Also gehe ich aufs Ganze. »Er hat mir sein Herz geschenkt.«
Titania legt den Kopf in den Nacken und lacht. »Dummer Junge.«
Ich bin mir nicht sicher, ob sie Jaron oder mich meint. Obwohl ich darauf vorbereitet bin, verletzt mich das scharfkantige Eis in ihrer Stimme. »Hast du ihm von uns erzählt?«
Wieder einmal bedaure ich, dass ich nicht lügen kann. »Noch nicht.«
»Dann ist doch alles in bester Ordnung.«
Titania ist bereits im Begriff, sich umzudrehen, als ich meinen letzten Trumpf ausspiele. »Ich fordere das Recht, herauszufinden, ob ich ihn halten kann.«
Titania und ihr Gefolge erstarren in ihren Bewegungen. Mein Herz beginnt schneller zu klopfen. Ich habe es tatsächlich durchgezogen. Jetzt muss ich aufpassen. Falls sie mir die falsche Frage stellt …
»Er hat dir sein Herz geschenkt und du ihm das deine?«, fragt Titania misstrauisch.

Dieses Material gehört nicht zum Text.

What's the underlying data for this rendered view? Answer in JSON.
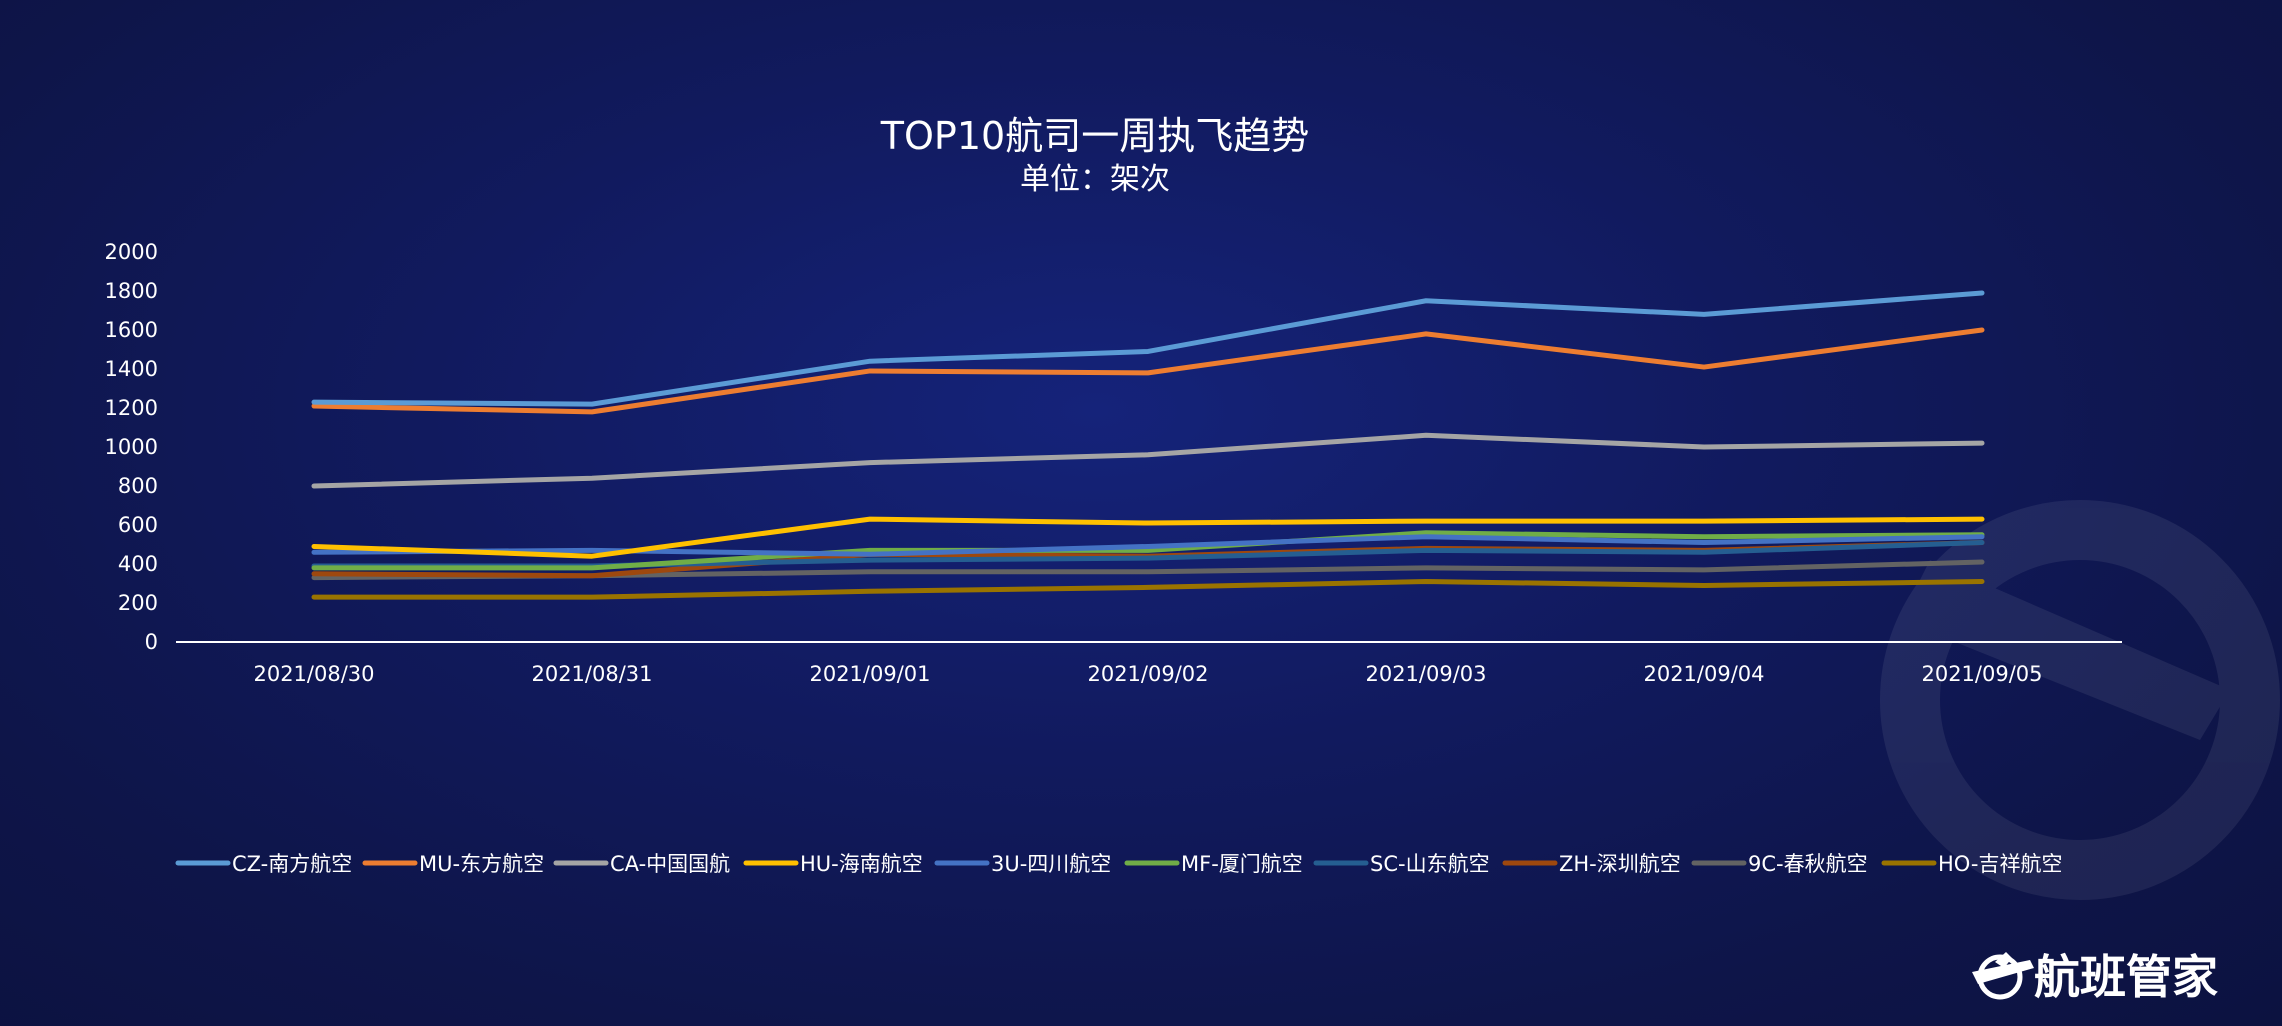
{
  "chart_data": {
    "type": "line",
    "title": "TOP10航司一周执飞趋势",
    "subtitle": "单位：架次",
    "xlabel": "",
    "ylabel": "",
    "ylim": [
      0,
      2000
    ],
    "yticks": [
      0,
      200,
      400,
      600,
      800,
      1000,
      1200,
      1400,
      1600,
      1800,
      2000
    ],
    "categories": [
      "2021/08/30",
      "2021/08/31",
      "2021/09/01",
      "2021/09/02",
      "2021/09/03",
      "2021/09/04",
      "2021/09/05"
    ],
    "grid": false,
    "legend_position": "bottom",
    "series": [
      {
        "name": "CZ-南方航空",
        "color": "#5b9bd5",
        "values": [
          1230,
          1220,
          1440,
          1490,
          1750,
          1680,
          1790
        ]
      },
      {
        "name": "MU-东方航空",
        "color": "#ed7d31",
        "values": [
          1210,
          1180,
          1390,
          1380,
          1580,
          1410,
          1600
        ]
      },
      {
        "name": "CA-中国国航",
        "color": "#a5a5a5",
        "values": [
          800,
          840,
          920,
          960,
          1060,
          1000,
          1020
        ]
      },
      {
        "name": "HU-海南航空",
        "color": "#ffc000",
        "values": [
          490,
          440,
          630,
          610,
          620,
          620,
          630
        ]
      },
      {
        "name": "3U-四川航空",
        "color": "#4472c4",
        "values": [
          460,
          470,
          450,
          490,
          540,
          510,
          540
        ]
      },
      {
        "name": "MF-厦门航空",
        "color": "#70ad47",
        "values": [
          380,
          380,
          470,
          470,
          560,
          540,
          550
        ]
      },
      {
        "name": "SC-山东航空",
        "color": "#255e91",
        "values": [
          390,
          390,
          420,
          430,
          470,
          460,
          510
        ]
      },
      {
        "name": "ZH-深圳航空",
        "color": "#9e480e",
        "values": [
          350,
          340,
          450,
          440,
          480,
          470,
          510
        ]
      },
      {
        "name": "9C-春秋航空",
        "color": "#636363",
        "values": [
          330,
          340,
          360,
          360,
          380,
          370,
          410
        ]
      },
      {
        "name": "HO-吉祥航空",
        "color": "#997300",
        "values": [
          230,
          230,
          260,
          280,
          310,
          290,
          310
        ]
      }
    ]
  },
  "brand": {
    "name": "航班管家",
    "icon": "airplane-logo-icon"
  }
}
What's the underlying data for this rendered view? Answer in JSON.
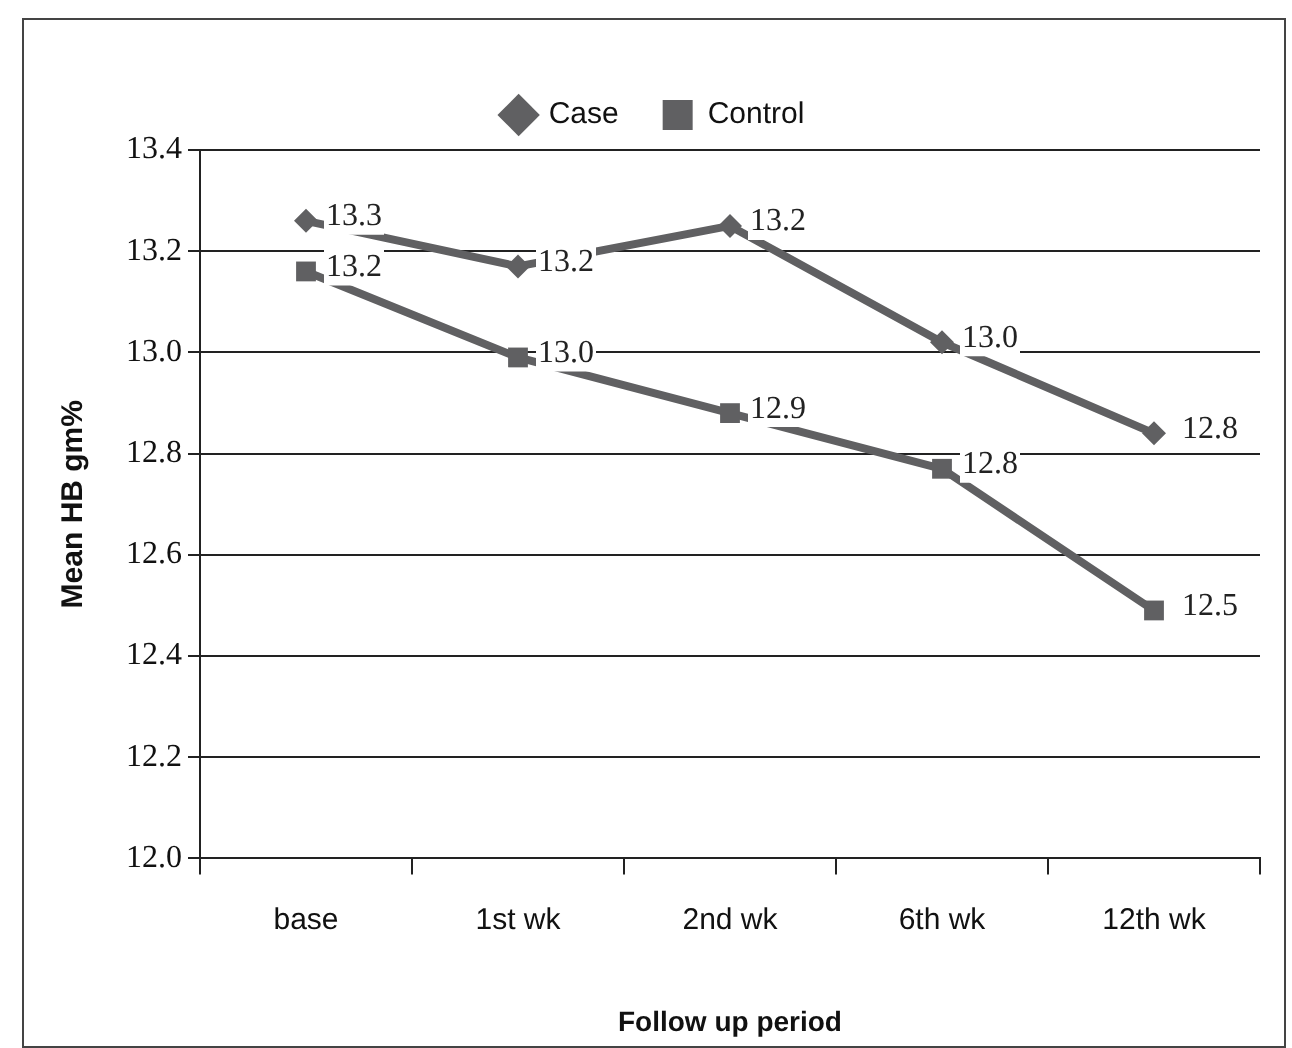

Vorsicht, Tanner , mahne ich mich selbst. »Ich habe bereits verrücktere Dinge getan.«
Wie eine Raubkatze schleicht sie auf mich zu, bis sie direkt vor mir steht. Sie streckt die Hand aus, streichelt meine Wange. Ihre Fingernägel sind scharf wie Krallen, doch ich weiche nicht zurück. »Du bist ein Inkubus.«
Als könnte ich das jemals vergessen.
»Ich habe bereits verrücktere Dinge getan«, wiederhole ich stoisch.
Die Königin lässt ihre Fingerkuppen auf meiner Wange liegen. »Als du sagtest, du willst versuchen, ihn zu halten …« Sie blickt mir direkt in die Augen.
Ich erwidere ihren Blick. »Das alte Recht«, bestätige ich. »Die Tam Lin-Prüfung.«
Titanias Lächeln wird traurig. »Du bist keine Janet, Tanner.«
»Nein«, antworte ich. »Doch es ist seit alters her Brauch, dass sich jeder an dieser Prüfung versuchen kann. Verweigert mir die Feenkönigin von England dieses Recht?«
Im Tunnel herrscht Totenstille.
Erst nach drei, vier Herzschlägen zieht Titania ihre Hand zurück. »Nein.« Sie lächelt, doch es liegt keine Wärme darin. »Natürlich nicht.«
»Gut«, antworte ich. »Dann fordere ich, noch vor Einbruch der Dämmerung die Tam Lin-Prüfung ablegen zu dürfen.«
***
»Tam Lin war ein schottischer Edelmann, an dem Titania vor vielen hundert Jahren einen Narren gefressen hatte«, erkläre ich Kara, nachdem ich sie mit dem Lamborghini aufgelesen habe. »Sie entführte ihn ins Elfenreich und hielt ihn wie ein Schoßtier.«
»Diese Angewohnheit hat mich an den Hochelfen schon immer am meisten gestört. Entschuldige, ich wollte dich nicht unterbrechen. Sprich weiter.«
»Ein Menschenmädchen verliebte sich in ihn. Janet. Tam Lin verriet ihr, wie sie ihn retten konnte: Sie wartete den Zug der Feenkönigin ab und als sie ihren Liebsten im Tross entdeckte, zog sie ihn vom Pferd und hielt ihn fest.«
»Das ist alles?« Kara zupft an den gewaltigen Schulterpolstern ihrer Jacke, die aus künstlichen schwarzen Federn bestehen. Heute ist sie der schwarze Schwan.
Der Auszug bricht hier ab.